Will The New Airline "Passenger Bill Of Rights" Help?

Today, the Obama administration addressed a serious problem plaguing America. No, it wasn't heath care. It wasn't the banking system. It wasn't 10% unemployment. It wasn't global warming. It wasn't even college football's championship methodology. No, it was something far more serious than any of that: airline passengers getting stuck for too long on the runway. It's nice to see the administration has its priorities straight, because that's definitely one of the most serious problems plaguing America today. What's worse: its proposed remedy doesn't give consumers justice but lines its own pockets.

Here's the Associated Press with the news:

The Obama administration took aim Monday at tarmac horror stories, ordering airlines to let passengers stuck in stranded airplanes to disembark after three hours.

Under the new regulations, airlines operating domestic flights will be able only to keep passengers on board for three hours before they must be allowed to disembark a delayed flight. The regulation provides exceptions only for safety or security or if air traffic control advises the pilot in command that returning to the terminal would disrupt airport operations.

And what if the airlines disobey?

Under the new regulations, airlines would be fined $27,500 per passenger for each violation of the three-hour limit, LaHood said.

Now listen: certainly, I'd be happy not to be stuck on the runway for three or more hours. But if I am, I'll hardly feel better knowing that Uncle Sam is collecting $27,500 thanks to my suffering. How about, instead, refunding the price of my ticket? After all, I'm the one who deserves some compensation for the pain inflicted -- not the federal government.

And while this rule sounds great from the standpoint of the few who get stuck on the runway, it's probably bad for everyone else. It will make delays even worse and ticket prices more expensive. The very reason why an airline would leave a jet on the runway for that long is because it doesn't have a gate to accommodate the plane. If it left the jet at the gate, then that would delay other flights that can't use it. I'm not saying that makes those passengers stuck on the runway feel any better, but the reality is that it will make delays worse if airports don't have that option. If they need to buy more gates at airports as cushion, then that will just make flying more expensive.

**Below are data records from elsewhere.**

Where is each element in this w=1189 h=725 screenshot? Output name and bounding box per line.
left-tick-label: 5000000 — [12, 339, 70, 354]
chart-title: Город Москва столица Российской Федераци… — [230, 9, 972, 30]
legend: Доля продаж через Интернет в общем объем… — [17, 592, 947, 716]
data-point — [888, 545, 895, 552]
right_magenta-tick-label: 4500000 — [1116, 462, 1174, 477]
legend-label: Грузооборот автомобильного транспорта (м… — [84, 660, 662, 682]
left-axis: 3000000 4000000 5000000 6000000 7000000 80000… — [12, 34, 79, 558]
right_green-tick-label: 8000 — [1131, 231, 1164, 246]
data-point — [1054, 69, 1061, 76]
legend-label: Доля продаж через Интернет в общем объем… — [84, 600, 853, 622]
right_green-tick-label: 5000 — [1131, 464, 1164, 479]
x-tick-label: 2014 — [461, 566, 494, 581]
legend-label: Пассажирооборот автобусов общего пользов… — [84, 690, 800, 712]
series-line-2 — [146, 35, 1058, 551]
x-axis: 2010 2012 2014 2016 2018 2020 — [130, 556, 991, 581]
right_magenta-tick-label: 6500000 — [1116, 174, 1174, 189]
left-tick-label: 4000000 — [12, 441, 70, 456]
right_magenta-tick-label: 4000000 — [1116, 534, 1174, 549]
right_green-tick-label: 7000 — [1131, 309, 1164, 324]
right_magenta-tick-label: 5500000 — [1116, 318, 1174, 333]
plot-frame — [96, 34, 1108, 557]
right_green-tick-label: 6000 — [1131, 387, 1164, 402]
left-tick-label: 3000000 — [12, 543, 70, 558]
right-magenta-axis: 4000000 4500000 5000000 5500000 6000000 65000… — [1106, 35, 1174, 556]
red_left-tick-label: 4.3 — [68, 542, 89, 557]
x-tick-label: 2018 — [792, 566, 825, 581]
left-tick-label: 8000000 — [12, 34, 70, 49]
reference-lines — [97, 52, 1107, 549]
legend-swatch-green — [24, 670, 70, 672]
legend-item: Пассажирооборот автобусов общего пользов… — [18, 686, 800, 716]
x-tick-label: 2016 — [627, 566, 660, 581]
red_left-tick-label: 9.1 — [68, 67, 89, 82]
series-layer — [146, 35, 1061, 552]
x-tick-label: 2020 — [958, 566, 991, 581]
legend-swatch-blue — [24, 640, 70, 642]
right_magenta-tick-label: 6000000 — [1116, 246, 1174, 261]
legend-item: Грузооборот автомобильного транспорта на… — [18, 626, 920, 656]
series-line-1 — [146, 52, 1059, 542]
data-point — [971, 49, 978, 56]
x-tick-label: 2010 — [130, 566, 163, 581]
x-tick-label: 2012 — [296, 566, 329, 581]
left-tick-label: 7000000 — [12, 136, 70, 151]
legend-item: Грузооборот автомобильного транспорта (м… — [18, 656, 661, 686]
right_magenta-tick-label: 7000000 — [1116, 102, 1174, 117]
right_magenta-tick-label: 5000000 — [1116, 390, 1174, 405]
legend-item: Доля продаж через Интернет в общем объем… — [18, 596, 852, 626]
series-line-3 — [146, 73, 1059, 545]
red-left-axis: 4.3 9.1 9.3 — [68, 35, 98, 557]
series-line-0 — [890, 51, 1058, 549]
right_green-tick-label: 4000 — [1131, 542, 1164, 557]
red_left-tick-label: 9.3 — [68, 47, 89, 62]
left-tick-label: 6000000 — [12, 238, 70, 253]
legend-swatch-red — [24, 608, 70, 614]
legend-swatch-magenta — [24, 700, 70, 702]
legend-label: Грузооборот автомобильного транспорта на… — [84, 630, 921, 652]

In the press release, the Department of Transportation lists a few other changes also in this so-called "passenger bill of rights" (politicians like calling things "bills of rights," because people like hearing that they're getting more rights). Here's a fun one:

Prohibits airlines from scheduling chronically delayed flights, subjecting those who do to DOT enforcement action for unfair and deceptive practices

This just in: O'Hare Airport is closing because it can no longer schedule any flights there due to this new regulation. I'm joking. I think?